Nessuno di noi immaginava quello che poi si è verificato. Nel passato c’erano stati altri allarmi, altre piccole emergenze sanitarie, il cui rischio di esportazione era stato in qualche modo contenuto e circoscritto. Basti pensare all’Aviaria o alla SARS.
Il virus da Covid-19 ha invece rovesciato qualsiasi preconcetto lasciando tutti, in tutto il mondo, impreparati. Questo perché in poche settimane ha raggiunto ogni paese costringendo i governi dei singoli stati a prendere provvedimenti severi come il chiudere i confini.
Viviamo infatti in un mondo globalizzato dove lo scambio reciproco tra i paesi può essere considerato una vera e propria conquista. Se in tempi remoti infatti ci volevano mesi per spostarsi da un paese a un altro, con gli aerei le distanze si sono ridotte a poche ore. La globalizzazione ha in effetti avvicinato i paesi tra loro, ne ha accorciato le distanze e ne ha condizionato gli scambi. Il mondo è oggi collegato via mare, via terra e via cielo.
Questa facilità di scambio ha quindi favorito anche la diffusione di un virus come il Covid-19.
Il Covid-19 infatti ha trovato terreno fertile per espandersi con estrema naturalezza in ogni parte del mondo, ovunque vi atterrasse un aereo.
Nel giro di poche settimane, con uno scarto minimo tra un paese e l’altro, l’intero mondo ha prima rallentato per poi chiudersi e fermarsi del tutto. Del resto, il fermarsi era l’unica possibilità, l’unica speranza, per bloccare il virus.
Tuttavia, nessun paese era preparato a un tale contraccolpo perché all’improvviso ci si è trovati a gestire problemi nuovi.
Solo quando ci si è trovati quindi isolati e chiusi nei propri confini è stato possibile constatare i limiti di un mondo globalizzato. Il sistema su cui il mondo ha posto le sue fondamenta si è rivelato fragile nel rapporto di interdipendenza reciproca e nel chiudersi al vicino ognuno si è trovato nella necessità di provvedere alle proprie esigenze. Il mondo intero si è trovato a combattere un nemico invisibile ma potente, fortemente adattabile e per questo difficile da sconfiggere. La pandemia è arrivata come qualcosa di mai visto prima.
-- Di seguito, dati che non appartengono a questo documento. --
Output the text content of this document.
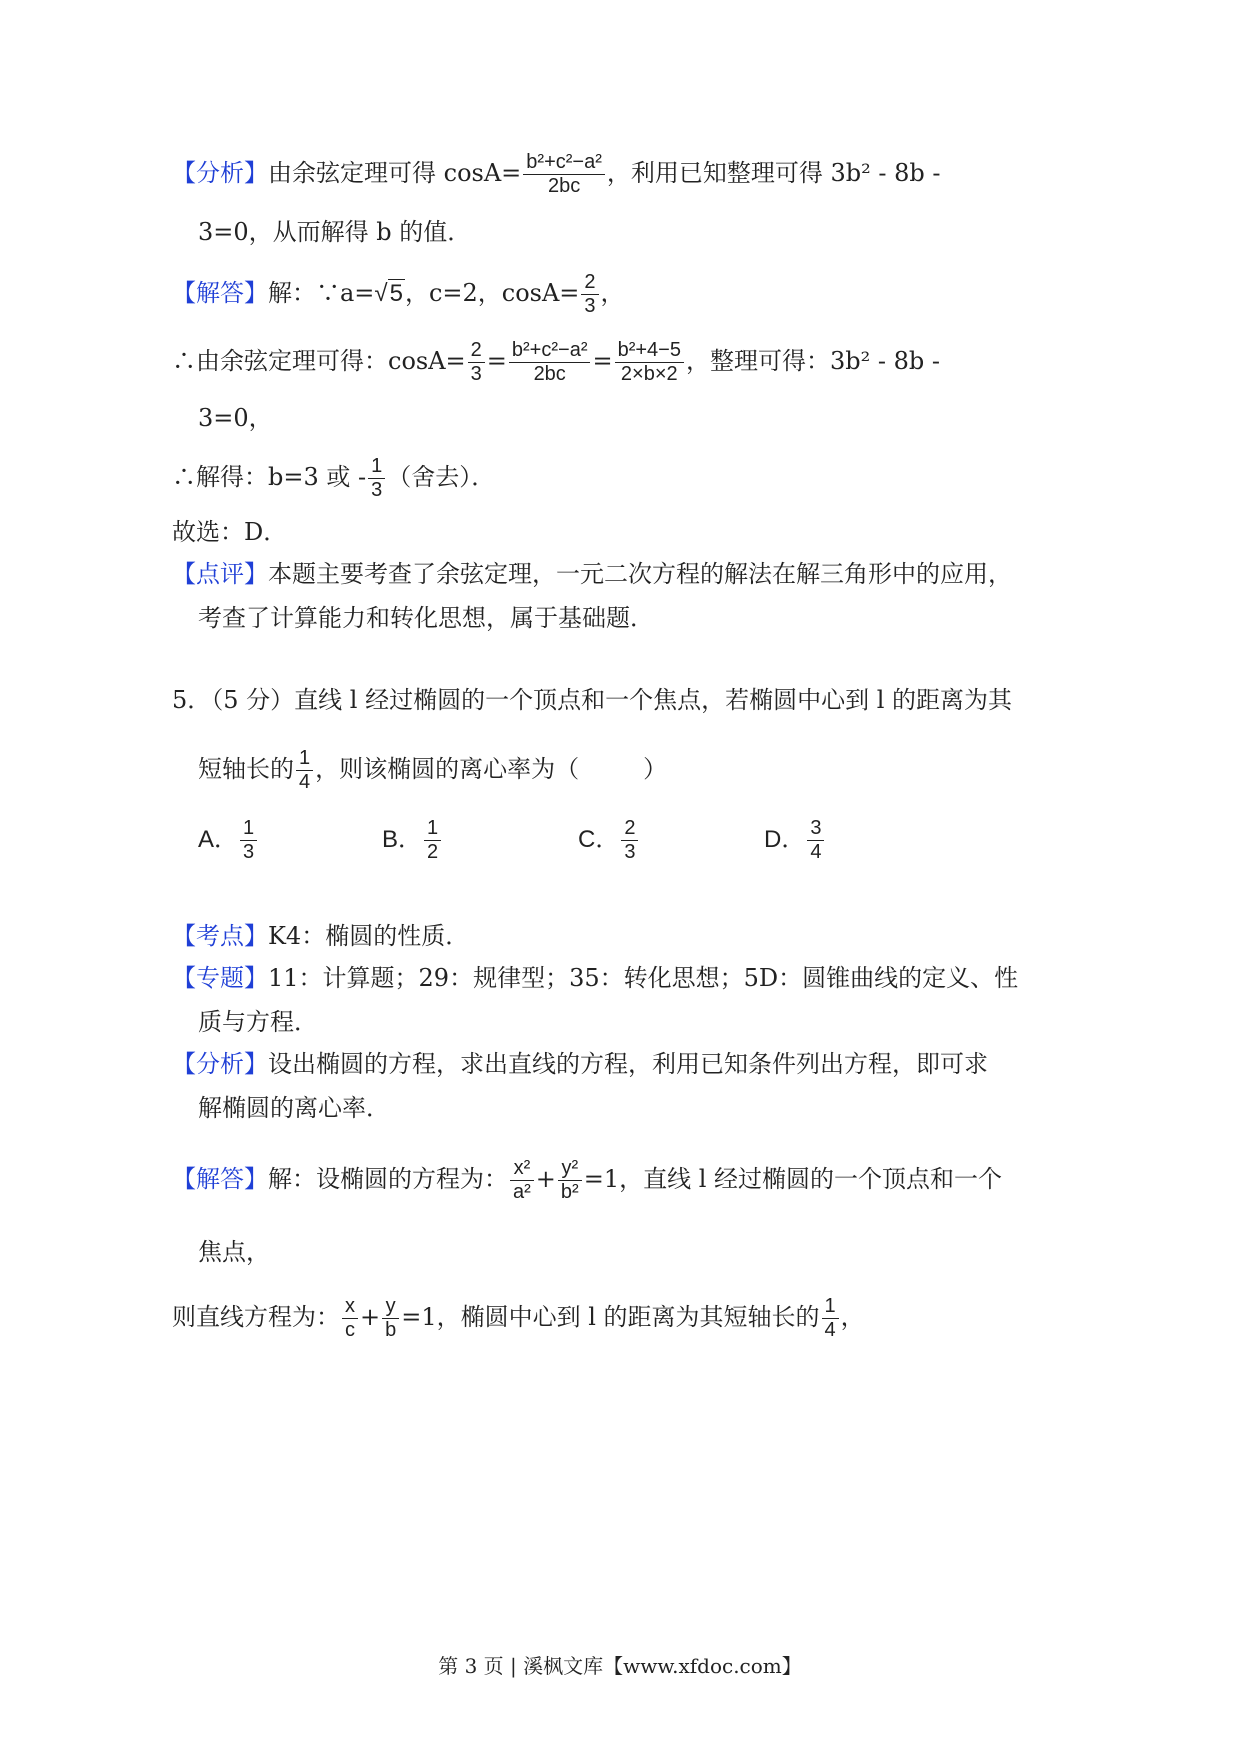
【分析】由余弦定理可得 $\cos A= \frac{\text{b²+c²−a²}}{2bc}$ ，利用已知整理可得 3b² - 8b -
3=0，从而解得 b 的值．
【解答】解：∵a=√5，c=2，$\cos A= \frac{2}{3}$ ，
∴由余弦定理可得：$\cos A= \frac{2}{3} = \frac{\text{b²+c²−a²}}{2bc} = \frac{\text{b²+4−5}}{2\times b\times 2}$ ，整理可得：3b² - 8b -
3=0，
∴解得：b=3 或 - $\frac{1}{3}$ （舍去）．
故选：D．
【点评】本题主要考查了余弦定理，一元二次方程的解法在解三角形中的应用，
考查了计算能力和转化思想，属于基础题．
5．（5 分）直线 l 经过椭圆的一个顶点和一个焦点，若椭圆中心到 l 的距离为其
短轴长的 $\frac{1}{4}$ ，则该椭圆的离心率为（	）
A． $\frac{1}{3}$	B． $\frac{1}{2}$	C． $\frac{2}{3}$	D． $\frac{3}{4}$
【考点】K4：椭圆的性质．
【专题】11：计算题；29：规律型；35：转化思想；5D：圆锥曲线的定义、性
质与方程．
【分析】设出椭圆的方程，求出直线的方程，利用已知条件列出方程，即可求
解椭圆的离心率．
【解答】解：设椭圆的方程为： $\frac{\text{x²}}{\text{a²}} + \frac{\text{y²}}{\text{b²}} =1$，直线 l 经过椭圆的一个顶点和一个
焦点，
则直线方程为： $\frac{x}{c} + \frac{y}{b} =1$，椭圆中心到 l 的距离为其短轴长的 $\frac{1}{4}$ ，
第 3 页 | 溪枫文库【www.xfdoc.com】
Quando ad esempio, intorno al 1330, arrivò la peste bubbonica in Asia centrale, questa impiegò qualcosa come 10 anni per diffondersi in Europa. Lo stesso avveniva con i virus che viaggiavano da una parte all'altra del mondo con le navi che solcavano gli oceani. Quando l’esploratore spagnolo Cortez arrivò in Messico fece sbarcare, oltre ad armi e munizioni, anche il virus del vaiolo. Il sistema immunitario della popolazione locale però non era in grado di gestire quel nuovo tipo di virus che finì per sterminare gran parte della popolazione. Sembra che inizialmente i morti siano stati circa il 30% della popolazione indigena, ma nel corso del 16esimo secolo l’impatto fu tra il 60% e 90% sulla popolazione totale. Anche in Perù morirono circa 10 milioni di persone per dei virus sconosciuti per i quali i loro sistemi immunitari non erano in grado di reagire. In tutti i casi gli effetti del virus si vedevano a distanza di anni.
Un esempio di un’altra grande epidemia ci riporta alla Spagnola del 1928, dove morirono qualcosa come 50 milioni di persone, circa il doppio di quante morirono nel conflitto armato. La spagnola, così conosciuta perché la Spagna era al di fuori dal conflitto e quindi esente dalla censura, insegnò quelle linee guida di comportamento introdotte anche con il Covid-19 ovvero la necessità del distanziamento sociale, l’uso di mascherine e il frequente lavaggio mani.
L’impatto della Spagnola tuttavia, nonostante le evidenti conseguenze, è stato molto diverso dall’impatto del Covid sulla popolazione mondiale. Si potrebbe dire che nel caso della pandemia da Covid-19 il detto “il battito d’ali di una farfalla può provocare un uragano dall’altra parte del mondo” trovi la sua perfetta applicazione. L’effetto farfalla portato dal Covid ha avuto un impatto enorme su tutto il mondo.